03-01-2022 03:50 AM
Hi, I am very new in databricks and I am trying to run quick experiments to understand the best practice for me, my colleagues and the company.
I pull the data from snowflake
df = spark.read \
.format("snowflake") \
.options(**options) \
.option('query', query) \
.load()
Check the data type of the features with prinSchema()
convert to pandas with
df.to_pandas_on_spark()
and I have the FIRST PROBLEM that all the column become 'object' type
I convert the column in float /int
and I run a simple RandomForest classifier
from sklearn.ensemble import RandomForestClassifier as srf
model = srf()
X = df[['col_float]]
y=df['label']
model.fit(X, y)
and here I have the SECOND PROBLEM I keep receiving this error
ValueError: could not convert string to float: 'col_float'
I have been looking at different tutorials, trying different things. I think it might be something silly because I am naive in databricks but I am wasting so much time.

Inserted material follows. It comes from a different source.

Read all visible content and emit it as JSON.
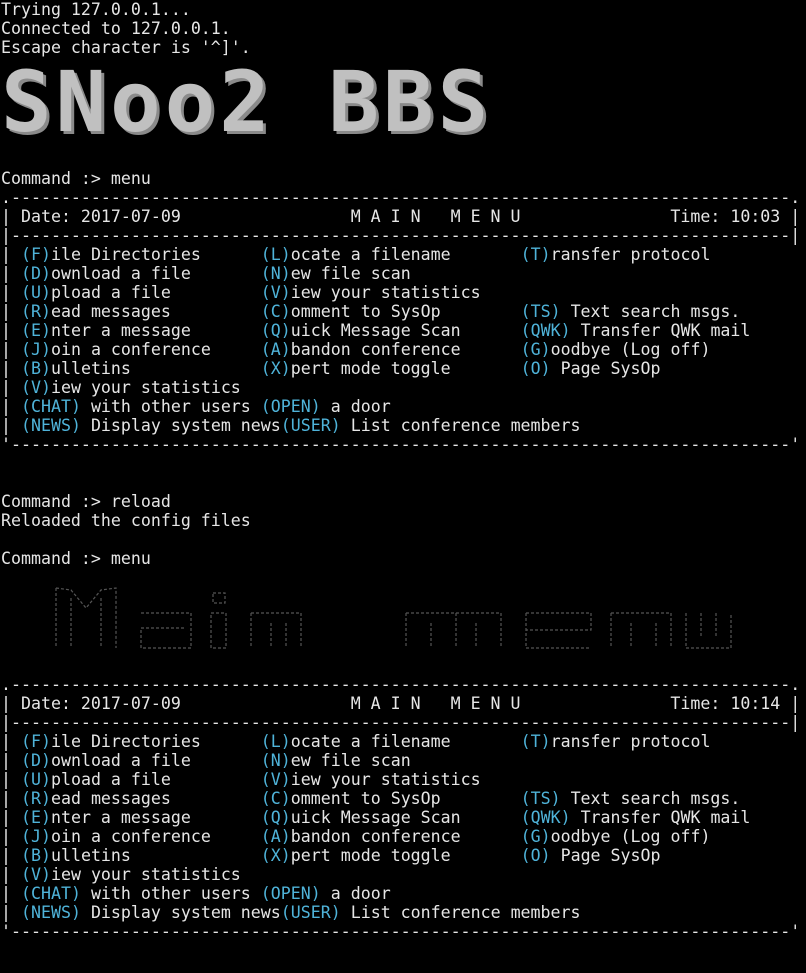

Does anyone had the some issue or knows what is happening?
03-01-2022 03:57 AM
03-01-2022 03:57 AM
03-01-2022 05:02 AM
Hi, thanks for replying. I did check, but nothing changed.
I still have both problem, when I convert to pandas everything is still an object
and then I convert the column but still i have that valueerror
03-01-2022 06:09 AM
Can you check what types the df has before converting it to pandas?

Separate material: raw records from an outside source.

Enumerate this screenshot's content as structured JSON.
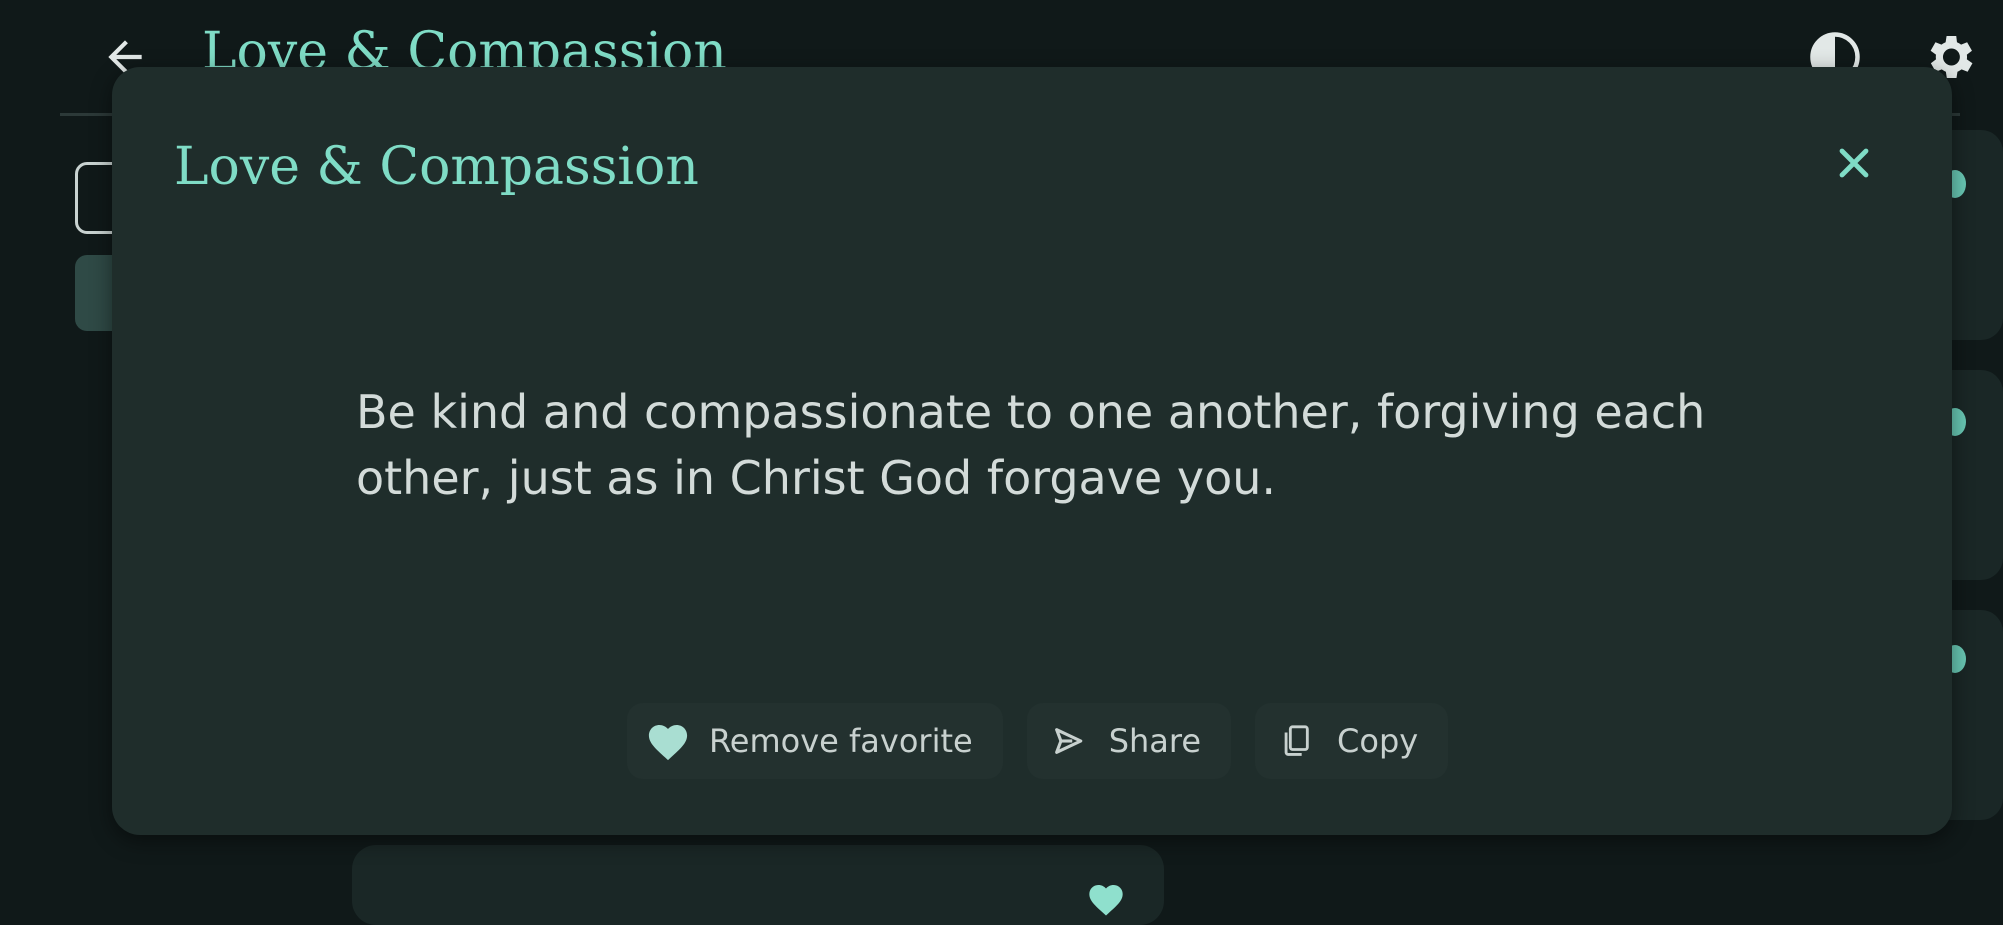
{
  "app_bar": {
    "title": "Love & Compassion",
    "back_icon": "arrow-left-icon",
    "theme_icon": "contrast-icon",
    "settings_icon": "gear-icon"
  },
  "dialog": {
    "title": "Love & Compassion",
    "close_icon": "close-icon",
    "quote": "Be kind and compassionate to one another, forgiving each other, just as in Christ God forgave you.",
    "actions": {
      "favorite": {
        "label": "Remove favorite",
        "icon": "heart-icon"
      },
      "share": {
        "label": "Share",
        "icon": "send-icon"
      },
      "copy": {
        "label": "Copy",
        "icon": "copy-icon"
      }
    }
  },
  "colors": {
    "accent": "#7fdcc6",
    "background": "#101919",
    "dialog_surface": "#1f2d2b",
    "text": "#d3dbd9"
  }
}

Then check here how this would translate in pandas.
03-01-2022 07:27 AM
it is a pyspark.sqldataframe.dataframe
to convert to pandas I have tried with
df.to_pandas_on_spark()
df.toPandas()
and
import pyspark.pandas as ps
ps.DataFrame(df)
all of them same result with everything becoming an object.

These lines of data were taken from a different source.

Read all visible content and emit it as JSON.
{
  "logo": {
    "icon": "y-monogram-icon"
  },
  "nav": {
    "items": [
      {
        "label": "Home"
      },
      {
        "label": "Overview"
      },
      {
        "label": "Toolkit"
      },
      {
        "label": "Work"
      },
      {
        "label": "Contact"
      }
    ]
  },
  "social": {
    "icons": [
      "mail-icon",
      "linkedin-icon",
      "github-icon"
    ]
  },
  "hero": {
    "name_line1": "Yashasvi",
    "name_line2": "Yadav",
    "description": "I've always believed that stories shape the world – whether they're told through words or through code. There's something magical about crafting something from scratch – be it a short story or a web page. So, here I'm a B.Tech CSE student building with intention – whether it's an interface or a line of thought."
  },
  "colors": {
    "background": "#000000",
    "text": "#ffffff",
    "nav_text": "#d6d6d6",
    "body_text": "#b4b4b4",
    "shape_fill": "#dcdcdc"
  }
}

but at the same time why also after i convert the columns into float I get the error that can't convert string to float
03-01-2022 07:30 AM
clearly the conversion is not what you expect.
What I mean is: can you check the schema of the dataframe (pyspark dataframe) and see what column types it has.
Because depending on this pandas will cast them or put them into object type.
03-01-2022 08:26 AM
the schema of the spark dataframe is perfectly fine with all the features different (date, string, decimal)
03-01-2022 08:33 AM
date translates to object,
string translates to object,
decimal translates to object
(see link I posted)
This is normal behavior.
You should convert the object type in pandas,
https://pandas.pydata.org/pandas-docs/stable/reference/api/pandas.DataFrame.convert_dtypes.html
03-01-2022 09:06 AM
Ok, understood the trasformation to pandas, thank you :).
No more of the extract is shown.